F. R. Leavis was the chief editor of Scrutiny, which between 1932 and 1953 had some claim on being the most influential literary journal in the English-speaking world. The Common Pursuit is a selection of Leavis's essays from Scrutiny, including his robust defence of Milton against T. S. Eliot, his deeply-felt engagement with Shakespeare, and his severe strictures on attempts to import sociology and political activism into the study of literature. The title of the book comes from a passage in Eliot's 'The Function of Criticism', in which the poet argues that the critic must engage in 'the common pursuit of true judgment'. For Leavis, this meant a strenuous insistence on discriminatory criticism - clear statements about what is good and morally mature and admirable, and equally clear condemnation of what is trivial. The Common Pursuit, with its controversial judgments of Bunyan and Auden, Swift and Forster, remains as challenging now as it did in 1952, and it is easy to see why Leavis - who was never offered a professorship by Cambridge University - held such sway over the study of English literature in his time.
Frank Raymond "F.R." Leavis, CH was an English literary critic of the early-to-mid-twentieth century. He taught for much of his career at Downing College, Cambridge but often latterly at the University of York.
I'm currently reading A.S. Byatt, and every time she writes something oddly inhibited and against her radical, imaginative nature, someone points at Leavis, as her teacher, by way of explanation. She at least had some self-awareness of the problems he caused her in her thinking:
"Leavis did to Blackadder what he did to serious students: he showed him the terrible, the magnificent importance and urgency of English literature and simultaneously deprived him of any confidence in his own capacity to contribute to or change it." (Byatt, Possession, 1990)

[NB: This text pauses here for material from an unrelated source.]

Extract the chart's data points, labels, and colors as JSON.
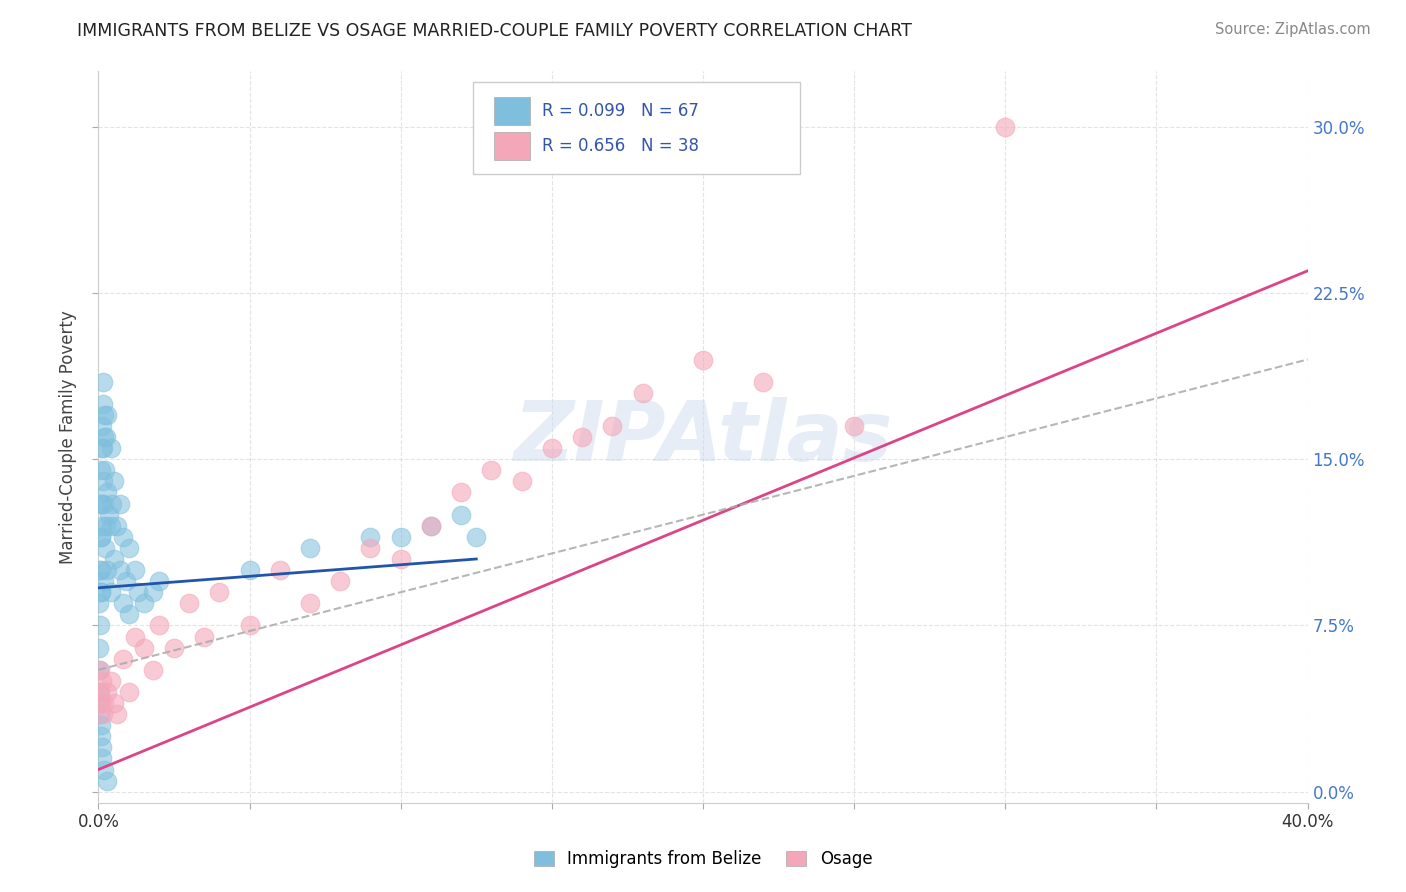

I find early English Literature academic study wildly fascinating, and arguably they needed zealots like Leavis to really convince the powers that be that reading poetry and fiction was a legitimate form of study in itself. Liberal humanism is a kind of self-justifying approach, so of course he's writing with the didactic tone of a preacher. "'Aesthetic' is a term the literary critic would do well to deny himself." Being subjective is a moral failure as far as Leavis is concerned. I'd heard Leavis accused of quoting massive passages from his primary sources, and then never really analysing it, and he definitely does that. He would be flagged by plagiarism software every time. That's the problem with positioning yourself as objective, I suppose - you assume that others holding a different subjective understanding is an error, so why would you need to fully explain your viewpoint? If they're not stupid, they'll reach the same conclusion as you. God, I need to find out if he ever read Barthes.
I don't think it's worth resenting or mocking him, or fretting over his impact, because he's one of a small number of historic critics trying to found a tradition out of nothing; multiple chapters of this book are just discussing what the aim of criticism actually is. He's continually looking back to Enlightenment thinkers to try to find his predecessors, to prove English literature worthy. He really cares about what he's doing, about trying to legitimise a subject which barely existed, but it's such early practice, of course there's a lot lacking, of courde it's restricted and officious and cautious. He's so suspicious of literary Marxism, ie. the first literary theorists, trying to set literature in a full social context (and arguably do more to legitimise the subject than any evaluation of Samuel Johnson). In the chapter 'Literature and Society', based on an address to the SU of the London School of Economics and Politics, he writes probably the single funniest thing he ever said: "the Marxist approach to literature seems to me unprofitable".